The majority of the time, penne is cooked and served “al dente.” According to the recommendations made by the Barilla brand of pasta, the appropriate amount of time for boiling al dente pasta is eleven minutes with the lid off.

Penne is a kind of pasta that is sometimes used for baking, however most baking experts do not suggest using it. The ideal method for cooking penne is to begin by boiling the pasta before adding the pasta sauce and any other ingredients.

How are You Going to Use It?

Now that we’ve covered the key distinctions between ziti and penne, you should have a better sense of when and how to include each of these pasta shapes into your next culinary adventure.

Ziti works particularly well in dishes that call for thin sauces that are high in water content, as was mentioned before. After being cooked, ziti pasta takes on a buttery texture and becomes soft. As a result, it is an excellent option for dishes using pasta that is cooked in the oven.

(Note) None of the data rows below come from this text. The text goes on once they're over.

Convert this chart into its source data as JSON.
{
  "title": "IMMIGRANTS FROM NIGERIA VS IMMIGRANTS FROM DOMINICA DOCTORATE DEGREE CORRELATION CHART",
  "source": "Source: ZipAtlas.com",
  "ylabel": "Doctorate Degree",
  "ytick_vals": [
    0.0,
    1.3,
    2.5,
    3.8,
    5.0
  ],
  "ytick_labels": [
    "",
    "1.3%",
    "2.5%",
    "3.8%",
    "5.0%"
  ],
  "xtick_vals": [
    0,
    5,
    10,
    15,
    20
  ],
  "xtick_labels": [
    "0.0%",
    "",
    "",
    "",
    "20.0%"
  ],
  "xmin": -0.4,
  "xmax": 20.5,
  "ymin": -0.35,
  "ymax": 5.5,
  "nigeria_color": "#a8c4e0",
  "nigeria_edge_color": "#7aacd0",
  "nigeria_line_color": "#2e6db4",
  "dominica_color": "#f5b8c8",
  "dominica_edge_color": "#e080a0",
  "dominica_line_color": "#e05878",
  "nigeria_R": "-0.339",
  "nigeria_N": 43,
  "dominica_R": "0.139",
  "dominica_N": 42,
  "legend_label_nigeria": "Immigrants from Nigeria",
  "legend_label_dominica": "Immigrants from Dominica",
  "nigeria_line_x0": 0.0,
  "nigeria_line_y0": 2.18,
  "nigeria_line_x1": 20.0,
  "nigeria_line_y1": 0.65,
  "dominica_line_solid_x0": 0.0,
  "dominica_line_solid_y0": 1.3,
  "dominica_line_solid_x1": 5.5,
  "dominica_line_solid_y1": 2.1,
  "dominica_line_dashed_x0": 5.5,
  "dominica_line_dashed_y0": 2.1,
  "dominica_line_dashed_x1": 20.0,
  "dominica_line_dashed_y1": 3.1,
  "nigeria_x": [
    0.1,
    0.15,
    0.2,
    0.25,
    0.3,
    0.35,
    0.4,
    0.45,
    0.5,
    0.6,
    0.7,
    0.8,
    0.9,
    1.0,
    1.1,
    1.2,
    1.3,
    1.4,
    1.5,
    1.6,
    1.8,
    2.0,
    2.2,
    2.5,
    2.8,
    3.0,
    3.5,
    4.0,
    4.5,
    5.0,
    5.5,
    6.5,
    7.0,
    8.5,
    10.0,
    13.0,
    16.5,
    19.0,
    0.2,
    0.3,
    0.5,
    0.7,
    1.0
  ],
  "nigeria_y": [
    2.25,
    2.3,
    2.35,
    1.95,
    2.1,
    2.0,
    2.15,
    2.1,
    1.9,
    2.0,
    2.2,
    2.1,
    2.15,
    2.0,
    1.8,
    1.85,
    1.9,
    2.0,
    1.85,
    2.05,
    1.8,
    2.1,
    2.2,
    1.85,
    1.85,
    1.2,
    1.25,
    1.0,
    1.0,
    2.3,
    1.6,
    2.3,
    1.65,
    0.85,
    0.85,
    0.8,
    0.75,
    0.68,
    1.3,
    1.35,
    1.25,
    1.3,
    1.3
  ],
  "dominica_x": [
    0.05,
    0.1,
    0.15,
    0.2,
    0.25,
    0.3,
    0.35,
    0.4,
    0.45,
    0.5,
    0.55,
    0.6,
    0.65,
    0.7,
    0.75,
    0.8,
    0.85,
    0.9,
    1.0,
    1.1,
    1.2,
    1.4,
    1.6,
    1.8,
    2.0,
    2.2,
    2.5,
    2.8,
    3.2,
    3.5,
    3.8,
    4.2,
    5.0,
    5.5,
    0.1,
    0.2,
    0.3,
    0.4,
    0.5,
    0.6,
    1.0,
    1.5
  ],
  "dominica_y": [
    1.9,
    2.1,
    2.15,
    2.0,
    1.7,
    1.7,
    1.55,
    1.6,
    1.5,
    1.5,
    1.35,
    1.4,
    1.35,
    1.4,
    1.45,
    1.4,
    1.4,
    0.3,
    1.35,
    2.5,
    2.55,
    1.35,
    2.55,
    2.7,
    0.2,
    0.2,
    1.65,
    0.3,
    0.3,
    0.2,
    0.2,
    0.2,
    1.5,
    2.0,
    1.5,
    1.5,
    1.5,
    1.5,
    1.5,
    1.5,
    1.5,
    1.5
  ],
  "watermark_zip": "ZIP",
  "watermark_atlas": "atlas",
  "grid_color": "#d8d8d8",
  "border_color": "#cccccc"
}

On the other hand, you may use penne for dishes that call for sauces that are more substantial. Because to its robust structure and ridged texture, penne is able to endure the weight and thickness of sauces without becoming brittle or falling apart. Penne is an excellent choice for situations in which you will need to cook the pasta in a stew and mix it with the other ingredients.

Final Thoughts

Is there a kind of pasta that is superior than the other? In my opinion, ziti and penne are both suitable alternatives to one another. Even if penne is more adaptable because to its strong shape, it still can’t compete with the miracles that ziti, when baked, is capable of delivering.

At the end of the day, the decision is entirely yours to make! Try different things, get to know your pasta, and then match it up with the method of cooking or baking that you like. You won’t need much time to become an expert cook.